The word, as before, sounded raw, torn from the animal’s throat. That the reptile was a vehicle for a Het made me no less nervous. In fact, I thought I’d better take some precautions. "Back off," I said. "I want you to stay at least five meters away from me."

"Why?"

"So you won’t try to enter me."

"Why?"

"I don’t trust you."

"What is trust?" said the thing.

"Back off! Now!" I gestured with the rifle.

The troodon hesitated for a moment, then took a couple of steps back.

"Farther," I said.

It took two more long steps.

I set the rifle on the ground in such a way that I could scoop it up in an instant. I then swung my backpack off my shoulders. Inside I had a bunch of things, including two cans of Diet Coke and our only can amongst all our provisions of diet A W root beer. I grabbed the root beer with my left hand and fumbled for my walkie-talkie with my right. I thumbed the unit on. "Klicks?"

Static for several seconds. Then: "Hey, Brandy — good to hear from you.
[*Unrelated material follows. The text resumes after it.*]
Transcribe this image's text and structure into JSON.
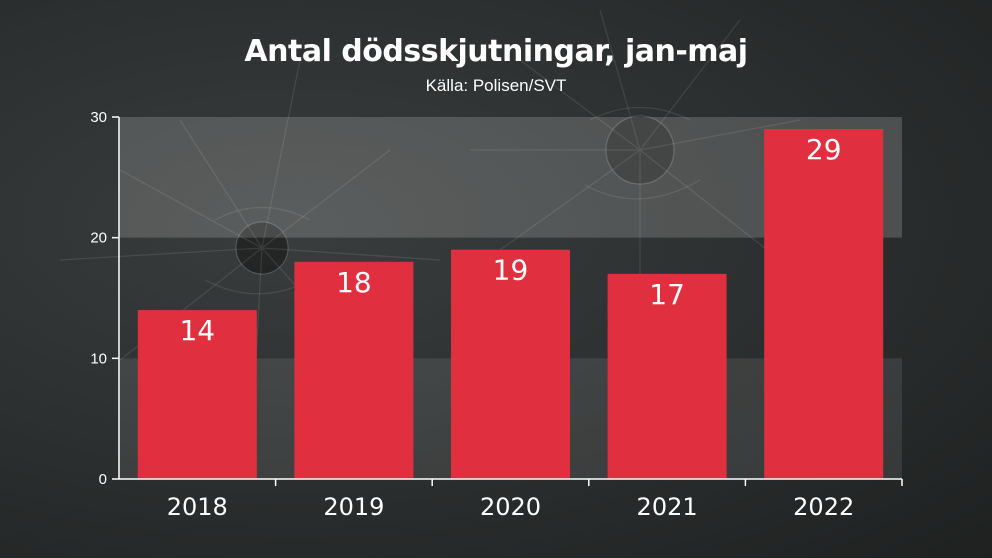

Listen, I’m finding a dusting of iridium in a recent sedimentation layer, all right — as you’d expect given the impact crater we saw in Mexico — and there’s some shocked quartz, too. But neither are present in the quantities I’d have anticipated based on terminal-Cretaceous samples collected in our time, and—"

"Not now," I said.

"What?"

"I’ve been approached by another troodon occupied by a Het."

"Where are you?"

"About ten kilometers west of the Sternberger, I think."

"I’m at least twenty-five kilometers east," said Klicks. Probably a couple of hours’ drive for him, given the rough terrain.

"Klicks, I’m holding in my hand a can of A W diet root beer."

The troodon tilted its head at me oddly.

"Good for you," said Klicks.

"Shut up and listen," I snapped. "I’m holding the only can we’ve got of A W diet root beer. I’ve got my finger on the pull-tab. If the troodon gets too close to me, or if I’m attacked in any way, or any attempt is made to enter me, I’ll pull the tab."

"I don’t—"

"When you next see me, make me show you the can. Make sure it’s unopened."

"Brandy, you’re paranoid."

The troodon’s head bobbed. "Un-nec-esss-ary," it hissed.

"Klicks, I want you to get some object that you can use the same way," I said into the walkie-talkie. "I want you to have a signal for me."

"Brandy—"

"Do it!"

Static again. Then: "I’ve got a pen here. I could click it open if I’m entered."

"No. It’s got to be something that’s not undoable. Something you can do fast. And something that we only have one of."